April 29, 2015 — Kansas Attorney General Derek Schmidt (R) has told state legislators it could cost the state up to $450,000 to defend a state law (SB 95) banning a certain type of abortion procedure, the AP/Oklahoman reports.
According to the AP/Oklahoman, the state attorney general's office has paid $1.2 million in attorney fees to defend other abortion restrictions enacted since 2011, when Gov. Sam Brownback (R) took office. The state has not lost any of the challenges (AP/Oklahoman, 4/27).
The law, which was drafted by the National Right to Life Committee and takes effect July 1, will permit exceptions only if continuing the pregnancy would result in the death or irreversible physical impairment of a major bodily function. The law does not include exceptions for cases of incest or rape.

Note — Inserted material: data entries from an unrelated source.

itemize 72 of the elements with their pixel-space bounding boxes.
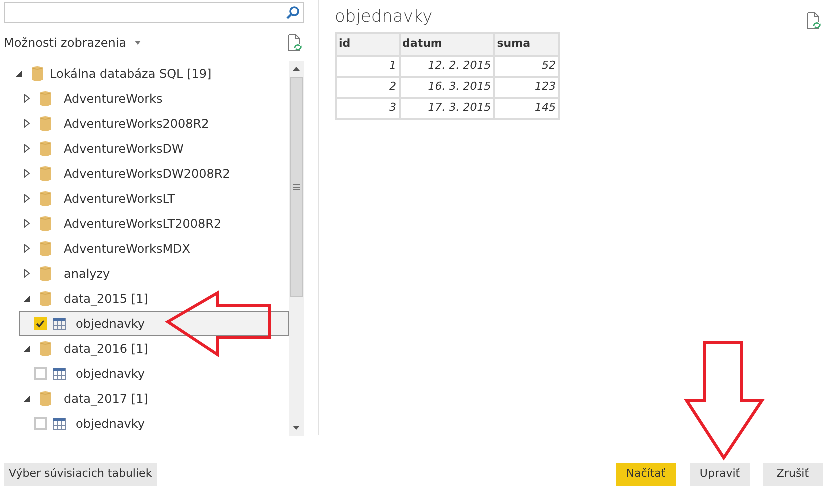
column-header: id <box>336 32 400 56</box>
database-label[interactable]: AdventureWorksDW <box>64 140 184 158</box>
table-cell: 12. 2. 2015 <box>400 56 494 76</box>
table-cell: 123 <box>494 76 559 98</box>
database-icon <box>40 390 51 406</box>
database-icon <box>40 90 51 106</box>
database-label[interactable]: data_2017 [1] <box>64 390 148 408</box>
expanded-arrow-icon[interactable] <box>24 296 30 302</box>
table-icon <box>53 368 66 380</box>
scroll-down-icon[interactable] <box>293 426 300 430</box>
scrollbar[interactable] <box>289 61 304 436</box>
checkbox[interactable] <box>34 417 47 430</box>
refresh-icon[interactable] <box>807 12 821 30</box>
expanded-arrow-icon[interactable] <box>24 396 30 402</box>
database-icon <box>40 290 51 306</box>
database-icon <box>40 116 51 132</box>
table-cell: 2 <box>336 76 400 98</box>
database-label[interactable]: AdventureWorks <box>64 90 163 108</box>
table-cell: 1 <box>336 56 400 76</box>
scrollbar-thumb[interactable] <box>290 77 303 297</box>
refresh-icon[interactable] <box>288 34 302 52</box>
database-label[interactable]: analyzy <box>64 264 110 282</box>
collapsed-arrow-icon[interactable] <box>24 269 30 278</box>
database-label[interactable]: data_2016 [1] <box>64 340 148 358</box>
database-icon <box>40 190 51 206</box>
collapsed-arrow-icon[interactable] <box>24 244 30 253</box>
collapsed-arrow-icon[interactable] <box>24 169 30 178</box>
table-cell: 145 <box>494 98 559 118</box>
table-cell: 16. 3. 2015 <box>400 76 494 98</box>
load-button[interactable]: Načítať <box>616 463 676 486</box>
table-cell: 3 <box>336 98 400 118</box>
preview-title: objednavky <box>335 6 433 29</box>
table-icon <box>53 318 66 330</box>
database-icon <box>40 140 51 156</box>
search-icon[interactable] <box>286 6 300 20</box>
database-icon <box>40 240 51 256</box>
database-icon <box>40 216 51 232</box>
expanded-arrow-icon[interactable] <box>16 70 22 76</box>
view-options-dropdown[interactable]: Možnosti zobrazenia <box>4 34 141 52</box>
column-header: suma <box>494 32 559 56</box>
checkbox[interactable] <box>34 317 47 330</box>
collapsed-arrow-icon[interactable] <box>24 94 30 103</box>
database-label[interactable]: AdventureWorksLT <box>64 190 176 208</box>
action-button[interactable]: Zrušiť <box>763 463 823 486</box>
caret-icon <box>134 41 141 45</box>
table-cell: 52 <box>494 56 559 76</box>
action-button[interactable]: Upraviť <box>690 463 750 486</box>
collapsed-arrow-icon[interactable] <box>24 144 30 153</box>
table-list-item[interactable]: objednavky <box>19 311 289 336</box>
database-icon <box>40 340 51 356</box>
database-label[interactable]: data_2015 [1] <box>64 290 148 308</box>
action-button[interactable]: Výber súvisiacich tabuliek <box>4 463 158 486</box>
database-icon <box>40 166 51 182</box>
table-list-item[interactable]: objednavky <box>19 361 289 386</box>
database-label[interactable]: AdventureWorksLT2008R2 <box>64 214 222 232</box>
collapsed-arrow-icon[interactable] <box>24 219 30 228</box>
database-label[interactable]: AdventureWorksDW2008R2 <box>64 164 230 182</box>
table-icon <box>53 418 66 430</box>
search-field[interactable] <box>4 2 304 23</box>
column-header: datum <box>400 32 494 56</box>
database-icon <box>40 266 51 282</box>
checkbox[interactable] <box>34 367 47 380</box>
collapsed-arrow-icon[interactable] <box>24 119 30 128</box>
database-icon <box>32 66 43 82</box>
database-label[interactable]: AdventureWorksMDX <box>64 240 191 258</box>
collapsed-arrow-icon[interactable] <box>24 194 30 203</box>
database-label[interactable]: AdventureWorks2008R2 <box>64 114 210 132</box>
table-cell: 17. 3. 2015 <box>400 98 494 118</box>
database-label[interactable]: Lokálna databáza SQL [19] <box>50 64 212 82</box>
scroll-up-icon[interactable] <box>293 67 300 71</box>
table-list-item[interactable]: objednavky <box>19 411 289 436</box>
expanded-arrow-icon[interactable] <box>24 346 30 352</box>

It also does not include an exception if a woman is experiencing mental health issues.
Physicians who violate the law will face misdemeanor charges for a first offense and felony charges for violations thereafter (Women's Health Policy Report, 4/8).

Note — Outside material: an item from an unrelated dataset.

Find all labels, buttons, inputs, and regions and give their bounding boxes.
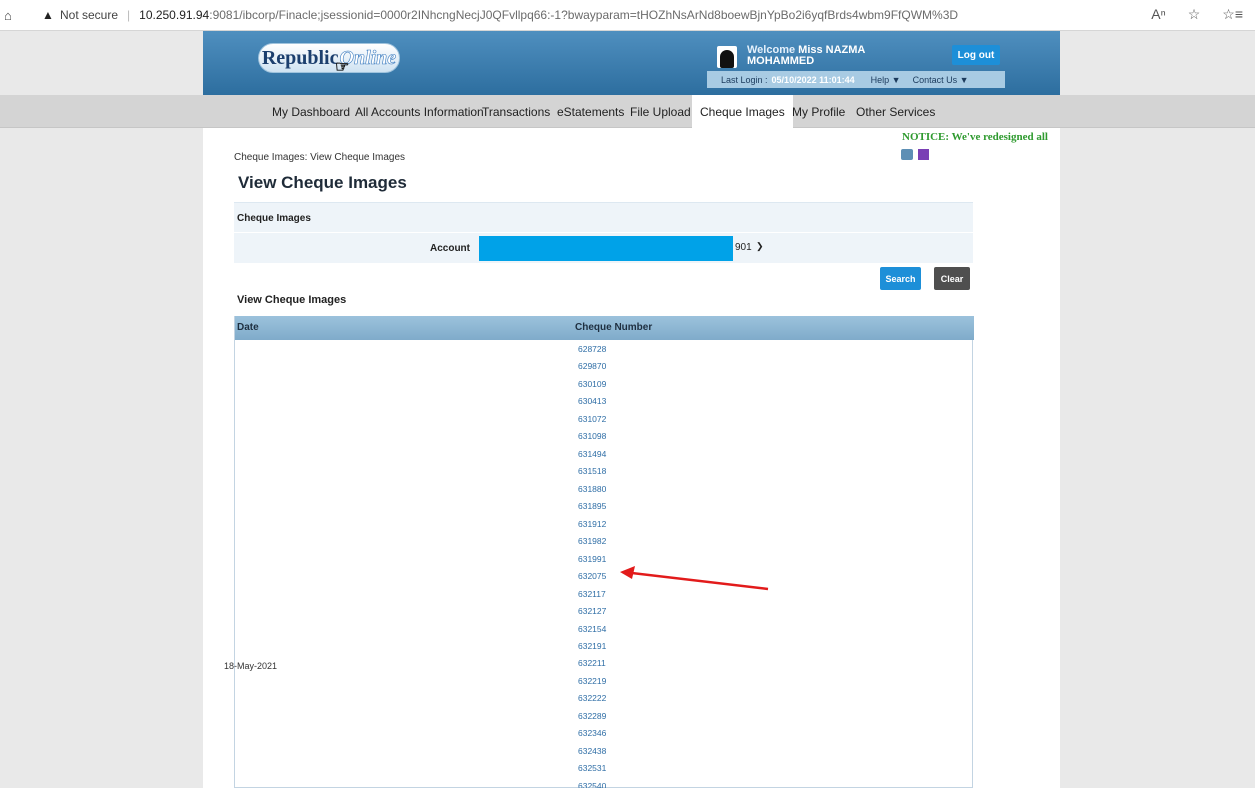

According to the AP/Oklahoman, Schmidt has requested the funds amid comments from abortion providers in the state indicating that they are weighing legal challenges against the law.
The funding requests were detailed last week in budget proposals prepared for state lawmakers by several state agencies. Specifically, Schmidt said his office might need as much as $50,000 by the end of June to defend the law. In addition, he said the office could need $100,000 to $200,000 in the fiscal year that starts July 1 and another $200,000 for the following fiscal year.
Laura McQuade, president and CEO of Planned Parenthood of Kansas and Mid-Missouri, said the budget request shows that Schmidt's office knows the law "has constitutional problems." She added that Brownback's administration "ignored the health, legal and medical implications of this [law]."
Meanwhile, Mary Kay Culp, executive director of Kansans for Life, urged opponents to "leave [the law] alone," adding that the state "wouldn't have to pay a penny if nobody sued" (AP/Oklahoman, 4/27).